A number of business historians have written or been quoted in blog posts recently. A sampling:
For the Economic History Society blog, "The Long Run," Aaron Graham writes "Wages of Sin: Slavery and the Banks, 1830-50," drawing on data from the "Legacies of British Slave Ownership Project."
For SHOT's "Technology's Stories" blog, Daniel Levinson Wilk writes about "A Brief Episode in the History of Dusting."
For the Society of U.S. Intellectual History blog, Andy Seal begins a series "Asking New Questions of the New History of Capitalism." Subsequent posts so far are "When Did the History of Capitalism Become New? Periodizing the Field" and "Two Paths for the History of Capitalism: Commodification and Proletarianization."
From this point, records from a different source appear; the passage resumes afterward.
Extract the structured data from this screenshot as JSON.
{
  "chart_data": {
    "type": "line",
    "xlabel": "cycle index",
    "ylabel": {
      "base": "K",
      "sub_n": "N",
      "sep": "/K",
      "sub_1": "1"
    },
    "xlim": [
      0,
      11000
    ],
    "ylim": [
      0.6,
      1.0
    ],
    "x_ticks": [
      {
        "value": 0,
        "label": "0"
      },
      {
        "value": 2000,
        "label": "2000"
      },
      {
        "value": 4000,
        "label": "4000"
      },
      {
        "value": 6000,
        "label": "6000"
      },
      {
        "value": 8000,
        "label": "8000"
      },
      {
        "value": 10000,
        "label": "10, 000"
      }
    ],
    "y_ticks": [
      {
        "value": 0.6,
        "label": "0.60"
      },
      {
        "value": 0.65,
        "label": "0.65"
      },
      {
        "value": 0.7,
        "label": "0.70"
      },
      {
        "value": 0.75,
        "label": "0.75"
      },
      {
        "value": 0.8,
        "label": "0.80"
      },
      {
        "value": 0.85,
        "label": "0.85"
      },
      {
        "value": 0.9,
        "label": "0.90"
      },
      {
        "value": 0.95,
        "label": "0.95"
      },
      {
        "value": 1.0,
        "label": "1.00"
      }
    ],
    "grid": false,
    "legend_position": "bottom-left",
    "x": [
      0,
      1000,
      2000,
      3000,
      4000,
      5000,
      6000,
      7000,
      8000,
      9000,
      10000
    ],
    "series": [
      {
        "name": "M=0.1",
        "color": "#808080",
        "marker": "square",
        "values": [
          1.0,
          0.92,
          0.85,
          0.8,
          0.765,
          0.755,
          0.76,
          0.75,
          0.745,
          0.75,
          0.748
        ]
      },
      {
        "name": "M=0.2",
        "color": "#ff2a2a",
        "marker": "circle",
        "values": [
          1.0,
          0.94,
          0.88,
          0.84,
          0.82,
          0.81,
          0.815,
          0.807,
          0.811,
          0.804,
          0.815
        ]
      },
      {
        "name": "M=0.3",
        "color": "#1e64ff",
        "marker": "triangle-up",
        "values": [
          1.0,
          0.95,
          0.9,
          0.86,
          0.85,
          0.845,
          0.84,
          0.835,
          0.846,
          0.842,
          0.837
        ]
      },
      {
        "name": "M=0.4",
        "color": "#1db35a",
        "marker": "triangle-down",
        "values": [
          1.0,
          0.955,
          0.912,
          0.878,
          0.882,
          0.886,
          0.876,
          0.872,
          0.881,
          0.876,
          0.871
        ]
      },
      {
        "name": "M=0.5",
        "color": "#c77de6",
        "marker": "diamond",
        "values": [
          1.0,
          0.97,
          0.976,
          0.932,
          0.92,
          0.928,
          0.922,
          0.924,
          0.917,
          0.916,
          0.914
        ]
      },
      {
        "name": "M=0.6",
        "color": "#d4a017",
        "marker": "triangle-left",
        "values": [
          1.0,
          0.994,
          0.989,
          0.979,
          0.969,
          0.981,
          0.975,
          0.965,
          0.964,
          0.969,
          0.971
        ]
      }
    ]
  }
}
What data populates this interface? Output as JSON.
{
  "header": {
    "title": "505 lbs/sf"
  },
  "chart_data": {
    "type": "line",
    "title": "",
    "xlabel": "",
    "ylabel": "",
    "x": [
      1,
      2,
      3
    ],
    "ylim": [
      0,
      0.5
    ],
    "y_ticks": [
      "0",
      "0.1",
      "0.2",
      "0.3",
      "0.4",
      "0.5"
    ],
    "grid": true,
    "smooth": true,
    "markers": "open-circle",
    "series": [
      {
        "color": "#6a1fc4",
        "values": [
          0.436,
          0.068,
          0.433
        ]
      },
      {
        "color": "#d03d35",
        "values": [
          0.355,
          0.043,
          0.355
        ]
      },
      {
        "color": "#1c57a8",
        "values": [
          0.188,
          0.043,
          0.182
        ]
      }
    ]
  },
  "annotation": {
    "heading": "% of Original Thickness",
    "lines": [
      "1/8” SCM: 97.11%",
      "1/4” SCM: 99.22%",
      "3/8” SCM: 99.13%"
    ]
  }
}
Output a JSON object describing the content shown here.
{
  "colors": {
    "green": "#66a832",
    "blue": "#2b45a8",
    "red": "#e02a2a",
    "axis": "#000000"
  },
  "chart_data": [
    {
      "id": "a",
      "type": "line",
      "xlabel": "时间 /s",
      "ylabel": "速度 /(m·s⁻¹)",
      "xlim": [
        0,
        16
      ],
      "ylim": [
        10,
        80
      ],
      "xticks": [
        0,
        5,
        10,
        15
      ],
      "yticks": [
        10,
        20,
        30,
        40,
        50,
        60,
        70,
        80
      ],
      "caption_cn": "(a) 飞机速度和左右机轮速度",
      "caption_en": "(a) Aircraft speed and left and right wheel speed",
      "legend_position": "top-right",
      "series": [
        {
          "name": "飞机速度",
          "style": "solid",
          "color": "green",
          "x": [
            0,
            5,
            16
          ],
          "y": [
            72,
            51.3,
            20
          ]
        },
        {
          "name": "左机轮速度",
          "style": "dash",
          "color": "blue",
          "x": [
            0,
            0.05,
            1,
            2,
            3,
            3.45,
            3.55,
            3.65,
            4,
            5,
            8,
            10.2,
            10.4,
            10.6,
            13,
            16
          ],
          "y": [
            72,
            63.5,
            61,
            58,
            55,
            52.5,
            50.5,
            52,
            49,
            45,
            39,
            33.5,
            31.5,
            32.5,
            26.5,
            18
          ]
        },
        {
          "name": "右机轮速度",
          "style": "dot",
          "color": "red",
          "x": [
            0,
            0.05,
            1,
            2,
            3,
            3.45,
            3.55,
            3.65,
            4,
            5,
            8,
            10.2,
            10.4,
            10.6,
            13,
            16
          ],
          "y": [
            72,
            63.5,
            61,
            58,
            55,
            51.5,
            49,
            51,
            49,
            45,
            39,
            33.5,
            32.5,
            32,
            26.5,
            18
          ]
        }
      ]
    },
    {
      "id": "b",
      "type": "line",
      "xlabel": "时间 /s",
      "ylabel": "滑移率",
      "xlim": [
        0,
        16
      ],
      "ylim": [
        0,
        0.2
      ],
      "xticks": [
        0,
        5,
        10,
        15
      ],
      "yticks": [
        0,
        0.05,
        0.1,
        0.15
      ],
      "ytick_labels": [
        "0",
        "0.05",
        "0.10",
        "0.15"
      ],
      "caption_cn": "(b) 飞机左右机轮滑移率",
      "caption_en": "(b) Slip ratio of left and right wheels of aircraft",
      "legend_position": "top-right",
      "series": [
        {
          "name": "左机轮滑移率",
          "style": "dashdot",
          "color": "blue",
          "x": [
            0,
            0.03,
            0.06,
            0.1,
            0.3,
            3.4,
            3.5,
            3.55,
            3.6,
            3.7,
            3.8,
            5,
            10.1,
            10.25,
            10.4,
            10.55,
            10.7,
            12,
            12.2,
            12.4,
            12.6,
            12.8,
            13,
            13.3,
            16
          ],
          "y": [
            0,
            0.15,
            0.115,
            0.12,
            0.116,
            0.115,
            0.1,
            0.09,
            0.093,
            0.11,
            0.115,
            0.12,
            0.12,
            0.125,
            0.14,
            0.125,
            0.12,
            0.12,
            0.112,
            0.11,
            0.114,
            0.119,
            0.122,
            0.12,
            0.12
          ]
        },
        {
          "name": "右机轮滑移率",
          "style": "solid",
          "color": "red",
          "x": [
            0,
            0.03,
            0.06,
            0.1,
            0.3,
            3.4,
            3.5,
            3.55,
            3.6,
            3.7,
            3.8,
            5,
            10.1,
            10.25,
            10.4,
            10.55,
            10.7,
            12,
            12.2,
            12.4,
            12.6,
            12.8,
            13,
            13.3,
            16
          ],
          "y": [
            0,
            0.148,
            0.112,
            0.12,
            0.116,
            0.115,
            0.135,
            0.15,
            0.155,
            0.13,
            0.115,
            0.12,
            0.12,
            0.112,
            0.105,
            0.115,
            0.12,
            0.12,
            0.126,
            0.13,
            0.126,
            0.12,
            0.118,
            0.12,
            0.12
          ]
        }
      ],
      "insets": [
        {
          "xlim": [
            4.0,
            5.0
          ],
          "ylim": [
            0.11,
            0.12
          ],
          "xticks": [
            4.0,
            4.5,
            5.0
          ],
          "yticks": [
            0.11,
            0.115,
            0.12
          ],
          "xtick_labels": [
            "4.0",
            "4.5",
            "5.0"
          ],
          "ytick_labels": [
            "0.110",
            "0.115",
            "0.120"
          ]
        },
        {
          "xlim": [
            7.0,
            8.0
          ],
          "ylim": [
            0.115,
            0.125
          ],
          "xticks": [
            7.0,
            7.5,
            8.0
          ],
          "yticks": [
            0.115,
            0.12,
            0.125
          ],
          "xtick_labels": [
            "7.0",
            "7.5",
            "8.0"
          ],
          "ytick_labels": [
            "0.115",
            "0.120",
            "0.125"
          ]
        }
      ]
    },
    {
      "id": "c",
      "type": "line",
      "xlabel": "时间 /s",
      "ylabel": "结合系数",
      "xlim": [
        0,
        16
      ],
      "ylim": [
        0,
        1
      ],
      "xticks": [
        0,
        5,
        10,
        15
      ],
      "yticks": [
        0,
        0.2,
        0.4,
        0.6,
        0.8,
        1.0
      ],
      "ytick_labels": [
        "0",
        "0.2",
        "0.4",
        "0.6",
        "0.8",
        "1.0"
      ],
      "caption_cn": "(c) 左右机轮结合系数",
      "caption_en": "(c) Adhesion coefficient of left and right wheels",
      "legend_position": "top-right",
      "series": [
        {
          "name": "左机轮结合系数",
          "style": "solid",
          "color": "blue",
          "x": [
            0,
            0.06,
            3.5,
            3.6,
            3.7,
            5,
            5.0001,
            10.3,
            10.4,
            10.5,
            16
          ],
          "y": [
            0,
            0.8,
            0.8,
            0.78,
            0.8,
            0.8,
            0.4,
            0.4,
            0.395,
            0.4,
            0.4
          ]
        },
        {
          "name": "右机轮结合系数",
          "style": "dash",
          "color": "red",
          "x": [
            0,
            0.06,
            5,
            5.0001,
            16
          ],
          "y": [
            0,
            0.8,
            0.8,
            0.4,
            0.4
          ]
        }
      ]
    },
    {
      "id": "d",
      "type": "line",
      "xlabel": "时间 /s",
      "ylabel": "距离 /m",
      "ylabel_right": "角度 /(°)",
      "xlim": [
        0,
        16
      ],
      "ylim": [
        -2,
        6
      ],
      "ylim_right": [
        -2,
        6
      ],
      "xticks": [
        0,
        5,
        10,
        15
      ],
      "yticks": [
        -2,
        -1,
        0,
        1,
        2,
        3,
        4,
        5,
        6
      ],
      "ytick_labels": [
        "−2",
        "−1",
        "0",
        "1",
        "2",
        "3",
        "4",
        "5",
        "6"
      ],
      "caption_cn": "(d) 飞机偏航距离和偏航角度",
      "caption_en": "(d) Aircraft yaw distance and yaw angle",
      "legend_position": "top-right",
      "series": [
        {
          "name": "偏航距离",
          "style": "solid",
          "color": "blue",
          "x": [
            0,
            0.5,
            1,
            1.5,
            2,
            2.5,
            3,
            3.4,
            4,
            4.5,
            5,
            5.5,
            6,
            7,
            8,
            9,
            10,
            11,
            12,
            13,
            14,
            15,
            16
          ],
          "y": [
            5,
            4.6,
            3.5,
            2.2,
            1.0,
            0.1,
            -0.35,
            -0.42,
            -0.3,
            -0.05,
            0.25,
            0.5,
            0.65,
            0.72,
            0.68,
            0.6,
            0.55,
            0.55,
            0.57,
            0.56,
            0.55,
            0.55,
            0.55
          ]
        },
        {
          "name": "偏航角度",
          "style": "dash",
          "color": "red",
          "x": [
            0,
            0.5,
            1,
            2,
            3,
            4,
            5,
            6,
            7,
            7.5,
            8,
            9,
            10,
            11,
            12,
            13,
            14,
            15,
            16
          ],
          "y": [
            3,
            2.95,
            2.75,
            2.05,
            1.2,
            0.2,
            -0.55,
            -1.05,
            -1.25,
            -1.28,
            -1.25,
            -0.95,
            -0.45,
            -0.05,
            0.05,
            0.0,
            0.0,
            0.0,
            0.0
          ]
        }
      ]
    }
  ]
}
On "Black Perspectives," the blog of the African American Intellectual History Society, Paige Glotzer writes about "The Connections between Urban Development and Colonialism."
For the Society for Historians of the Gilded Age and Progressive Era (SHGAPE), J. Martin Vest writes "On Nippers, Nipper-Napping, and the New York Public Library."
At the Legal History Blog, Laura Phillips Sawyer continues her series of posts: "On Finding a Dissertation Project. . ."; "From Brandeis and the American Fair Trade League to the U.S. Chamber of Commerce and Antitrust Reform"; and "Legal Research at the Hagley Museum & Library."
Natalya Vinokurova discusses (audio and transcript) her research on the development of mortgage-backed securities and the parallels to the present day on "Knowledge@ Wharton."
Caitlin Rosenthal is interviewed by John Fea on his "The Way of Improvement Leads Home" about her new book, Accounting for Slavery.
Louis Hyman talks (audio and transcript) with Kara Swisher about his new book, Temp: How American Work, American Business and the American Dream Became Temporary, on "Recode Decode."